In that situation, Congress could take any of a number of different steps. It could agree to authorize payment of financial assistance in all states, effectively reversing the hypothetical Supreme Court decision. But given Republican opposition to the Affordable Care Act, such a move is conceivable only if the Administration accepts other changes in the health reform law that it has so far resisted. Congress could enact legislation authorizing states to opt out of the health reform law. It could, once again, try to replace Obamacare with an alternative law more to Republican liking. All these approaches would require Republicans to agree on an alternative health reform strategy that accomplishes many of the goals of Obamacare, most elements of which are quite popular. So far they have been unable to do so. All would require some Democratic support to overcome an inevitable filibuster in the Senate. All would require negotiation between Congressional Republicans and the Democratic White House to avoid a veto, which could be overridden only with concurrence of two-thirds of both houses of Congress, a virtually insurmountable obstacle.

Even if the Supreme Court sustains the health reform’s tax credits and cost-sharing assistance, unified Republican control of Congress means that efforts to slow, amend, or repeal Obamacare will intensify. The menu of options will include many of the steps listed above, plus one more. Congress controls how much and on what the Executive branch can spend money. These controls include normal appropriation bills to which provisions may be appended of the ‘no money shall be spent on X’ variety. The Democratic minority can filibuster limits on spending to administer the health reform, and the president can veto them. But such resistance is hard for a minority to sustain when the restrictive appropriations are part of a larger bill that contains popular provisions that are jeopardized if the whole bill is blocked.

Congress has an additional weapon to bend a resistant Administration to its will…budget reconciliation. Congress can pass a budget resolution directing committees to craft and report out spending bills to achieve various broad purposes. At the end of the session, if legislation effecting those purposes has not been acted on, Congress can pass a so-called ‘reconciliation’ bill to achieve those goals. Under Senate rules, reconciliation bills cannot be filibustered. Accordingly, they require only a simple majority for Senate passage. Reconciliation bills are limited to provisions that involve taxes and expenditures. Thus, reconciliation cannot be used to repeal or change the structure of the Affordable Care Act. But the Affordable Care Act requires continued spending by various federal government departments to make it work. And a reconciliation bill could cap or bar expenditures to administer health reform. The president can still veto budget reconciliation. But, the stage is set for the Republicans to try to modify or weaken the Affordable Care Act or to substitute different legislation. They will doubtless try to package such changes in ways that the Democratic minority in Congress will find hard to oppose and that the president will feel forced to accept.

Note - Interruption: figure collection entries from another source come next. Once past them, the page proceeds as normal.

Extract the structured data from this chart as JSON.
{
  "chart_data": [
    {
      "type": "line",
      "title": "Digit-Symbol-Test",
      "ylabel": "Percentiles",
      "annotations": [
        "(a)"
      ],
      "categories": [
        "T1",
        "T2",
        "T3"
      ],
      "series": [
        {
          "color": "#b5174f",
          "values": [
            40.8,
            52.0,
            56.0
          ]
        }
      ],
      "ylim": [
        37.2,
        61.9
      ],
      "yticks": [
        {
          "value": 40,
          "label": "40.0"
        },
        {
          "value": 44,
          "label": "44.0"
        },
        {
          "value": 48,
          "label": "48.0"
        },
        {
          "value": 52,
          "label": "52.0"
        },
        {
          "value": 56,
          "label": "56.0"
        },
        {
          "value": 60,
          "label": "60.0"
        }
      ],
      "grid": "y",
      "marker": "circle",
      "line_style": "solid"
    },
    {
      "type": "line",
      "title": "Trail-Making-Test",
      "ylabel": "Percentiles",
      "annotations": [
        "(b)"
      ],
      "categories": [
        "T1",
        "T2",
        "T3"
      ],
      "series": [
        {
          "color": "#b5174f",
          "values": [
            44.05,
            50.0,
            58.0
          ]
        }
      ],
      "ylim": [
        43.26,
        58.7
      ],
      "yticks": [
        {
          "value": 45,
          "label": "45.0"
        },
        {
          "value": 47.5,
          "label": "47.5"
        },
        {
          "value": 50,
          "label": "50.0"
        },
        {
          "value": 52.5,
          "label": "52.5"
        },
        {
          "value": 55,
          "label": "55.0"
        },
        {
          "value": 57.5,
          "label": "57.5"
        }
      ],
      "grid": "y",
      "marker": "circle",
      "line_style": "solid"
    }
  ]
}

The Obamacare wars are now six years old. Those wars will continue at least two years more in both legal and political venues and may well continue even longer than that. In one sense, the intensity and duration of the debate on health policy is unsurprising. Health care accounts for nearly one-fifth of the U.S. economy. Deep philosophical divisions separate the two parties. Neither has achieved a stable political majority. The political serial named The Perils of Obamacare will continue for several more reels.